GENERAL DATA PROTECTION REGULATION (GDPR)

Notetech, as a service provider, ensures that we are committed to our client’s security and protection of information. We have been vehemently following effective data protection procedures that abide by the laws and regulations of our client's country. All the demands of GDPR are, hence, recognized to be updated and informed. We hereby state that all the GDPR objectives are implemented with regards to roles, procedures, policies, and measures to ensure maximum preservation.

Data Collection & Usage

We collect and use data only with our client’s consent under our NDA (non-disclosure agreement) policy. We may use the collected data for:

• Improved customer service
  
• Administering trials and development
• Problem-solving, acknowledgement, or records

Cookies

Our site uses general cookies to improve performance. There are no cookies used to capture, retrieve, or store any of personal data. Any usage of personal data will be carried out only after the full consent of our clients and users. It is also ensured that all personal data are handled in compliance with all GDPR norms and protection formalities. 

GDPR Preparation List

1. Data Protection 

Our main data protection policy and procedure document have been amended to meet the GDPR's rules and practices. With a devoted emphasis on confidentiality by design and personal rights, management and governance measures are in position to ensure that we recognize and adequately disseminate our obligations and responsibilities.

2. Retention & Erasure of Data

We've modified our retention policy and calendar to assure our clients that we follow the principles of "data minimization" and "storage limitation" and that their personal information is recorded, stored, and deleted in a legal and appropriate manner. We have established erasure procedures and controls to accommodate the different "Right to Erasure" obligations because we comprehend when these and many other data subject rights apply, along with any restrictions, response timelines, and notification procedures.

3. Data Breaches 

Our breach protocols assure clients that we have the measures and systems in order to accurately detect, evaluate, examine, and address any personal data breach. Our policies are extensive, and all staff are notified of the assigned responsibilities and procedures to follow.

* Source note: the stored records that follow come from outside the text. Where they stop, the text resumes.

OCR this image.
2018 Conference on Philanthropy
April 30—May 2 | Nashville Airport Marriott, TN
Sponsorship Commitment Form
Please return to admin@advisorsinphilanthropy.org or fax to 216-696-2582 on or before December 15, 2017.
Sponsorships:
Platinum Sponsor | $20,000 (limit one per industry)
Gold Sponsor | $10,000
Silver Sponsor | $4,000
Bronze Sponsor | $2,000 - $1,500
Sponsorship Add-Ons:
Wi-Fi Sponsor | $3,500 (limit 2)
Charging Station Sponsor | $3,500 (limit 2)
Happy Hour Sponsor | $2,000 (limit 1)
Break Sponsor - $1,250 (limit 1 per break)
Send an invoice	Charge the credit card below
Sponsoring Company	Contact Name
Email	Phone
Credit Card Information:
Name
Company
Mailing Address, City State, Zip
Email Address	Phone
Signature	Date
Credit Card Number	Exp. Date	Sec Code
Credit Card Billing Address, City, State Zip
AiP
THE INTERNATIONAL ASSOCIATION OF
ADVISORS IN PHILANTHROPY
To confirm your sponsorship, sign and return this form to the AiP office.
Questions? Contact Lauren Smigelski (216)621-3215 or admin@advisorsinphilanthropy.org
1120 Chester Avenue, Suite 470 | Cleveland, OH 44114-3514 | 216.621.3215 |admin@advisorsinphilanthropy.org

4. Third-Party Disclosures and International Data Transfers 

Primary Intelligence has comprehensive protocols and safety measures in place to secure, encrypt, and preserve the integrity of personal information stored or transferred outside the EU. For those nations lacking sufficient adequacy verdicts, we have alternatives for obligatory organizational requirements, standard data protection agreements, or authorized codes of conduct. We do thorough and comprehensive diligence checks on all beneficiaries of personal information to evaluate and validate that they have adequate regulations in place to safeguard the information. We also enable enforceable data subject rights and provide viable legal remedies for information assets, where necessary.

5. Legal Basis for Processing 

We are analyzing all processing operations to determine the legal basis for processing and to ensure that each basis is appropriate for the activity to which it pertains. We also keep records of our processing activities, if needed, to ensure that we meet our duties under Article 30 of the GDPR and Schedule 1 of the Data Protection Bill.

6. Privacy Notice/Policy

Notetech has updated the Privacy Policy to meet the GDPR, assuring that anyone whose personal information we process is aware of why it's required, the use, and their rights. Along with the information of those with whom it is shared and what measures are in place to keep it safe.

7. Obtaining Consent

Our permission methods have been updated for getting personal data, making sure that people understand what they're submitting, why we need it, and how we'll be using it. Notetech will also provide clear, defined options for them to consent to our processing of their data. We've devised strict procedures for documenting consent  by ensuring that we can prove an affirmative opt-in, as well as time and date records, and a simple means to withdraw participation at any time.